The trade-off: two caches mean two sources of potential staleness, two eviction policies to tune, and two layers of memory to budget. For read-heavy workloads with moderate consistency requirements (the content platform’s core use case), the complexity is justified by the 200x latency reduction on cache hits.
Measuring Cache Effectiveness
A cache without metrics is a cache you cannot reason about.
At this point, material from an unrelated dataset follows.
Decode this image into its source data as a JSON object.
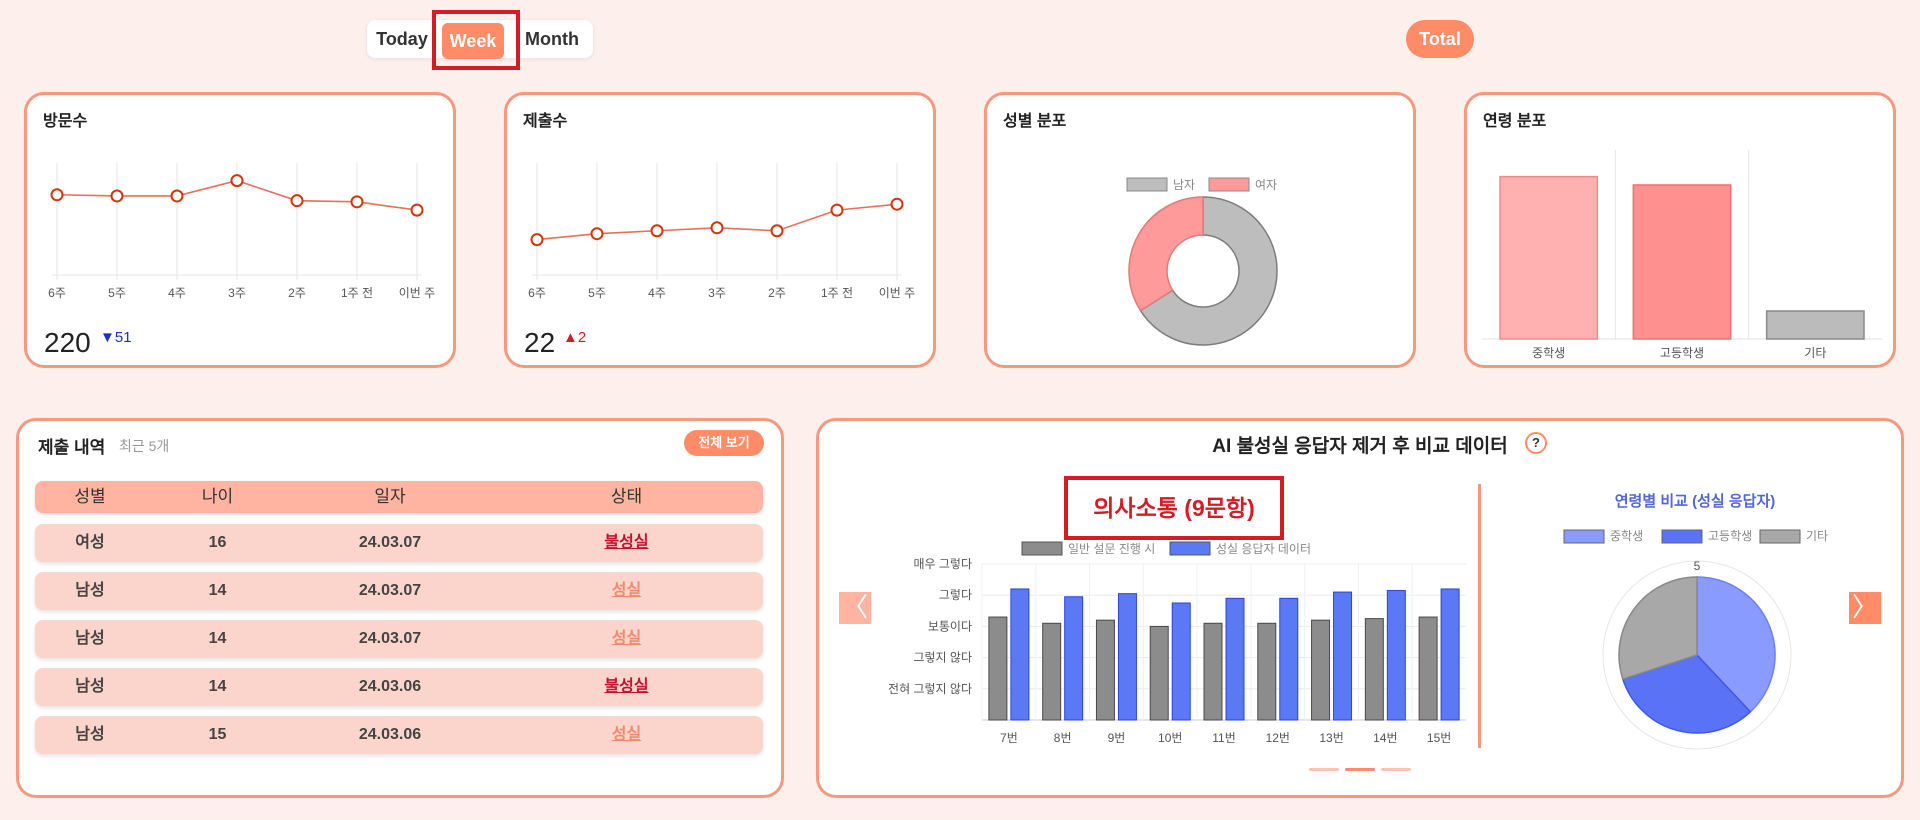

The content platform exposes these Caffeine metrics through Micrometer:
public CacheMetrics configureCacheMetrics(MeterRegistry registry,
Cache<String, Article> cache) {
CaffeineCacheMetrics.monitor(registry, cache, "article-cache");
// Metrics exposed:
// cache.size - current entry count
// cache.hit.count - total hits
// cache.miss.count - total misses
// cache.eviction.count - total evictions
// cache.load.duration - time spent loading on misses
return new CacheMetrics(cache);
}
The metrics that matter:
- Hit rate: Below 80%? The cache is too small or the workload has no locality. Below 50%? The cache is actively harmful (overhead without benefit).
- Eviction rate: If the eviction rate is close to the miss rate, the cache is undersized. Entries are being evicted before they can be reused.
- Load duration P99: If the P99 load duration is above 50 ms, database queries under cache misses are slow. This amplifies stampede damage.
- Size vs maximum: If size is consistently at maximum, consider increasing the limit. If size is consistently at 60% of maximum, the cache is oversized and wasting heap.
The content platform sets alerts on hit rate dropping below 85% and load duration P99 exceeding 100 ms. Both conditions indicate the cache is no longer effectively protecting the database.
The Cold Start Problem
After a deployment, every node starts with an empty cache. At 15,000 req/s across 8 nodes, each node handles roughly 1,875 req/s. With an empty cache, all 1,875 requests hit the database. Rolling deployments help: only one node restarts at a time, and the other 7 absorb the load. But the cold node needs time to warm its cache.
// Cache warming on startup
@PostConstruct
public void warmCache() {
// Load the top 1,000 most-accessed articles from the last hour
List<String> topArticleIds = analyticsService
.getTopArticleIds(Duration.ofHours(1), 1_000);
topArticleIds.parallelStream()
.forEach(id -> {
try {
cache.get(id).join();
} catch (Exception e) {
log.warn("Failed to warm cache for article: {}", id);
}
});
log.info("Cache warmed with {} articles", topArticleIds.size());
}
Cache warming pre-loads the most frequently accessed entries, reducing the cold-start hit-rate dip from 0% to approximately 70% immediately after startup. The remaining 30% fills organically within 2-3 minutes of live traffic. Without warming, it takes 8-10 minutes to reach the steady-state 94% hit rate, during which the database bears 6x the normal load from that node.
The trade-off: cache warming adds 3-5 seconds to startup time and creates a burst of database queries during deployment. For the content platform, this is acceptable because deployments happen during low-traffic windows.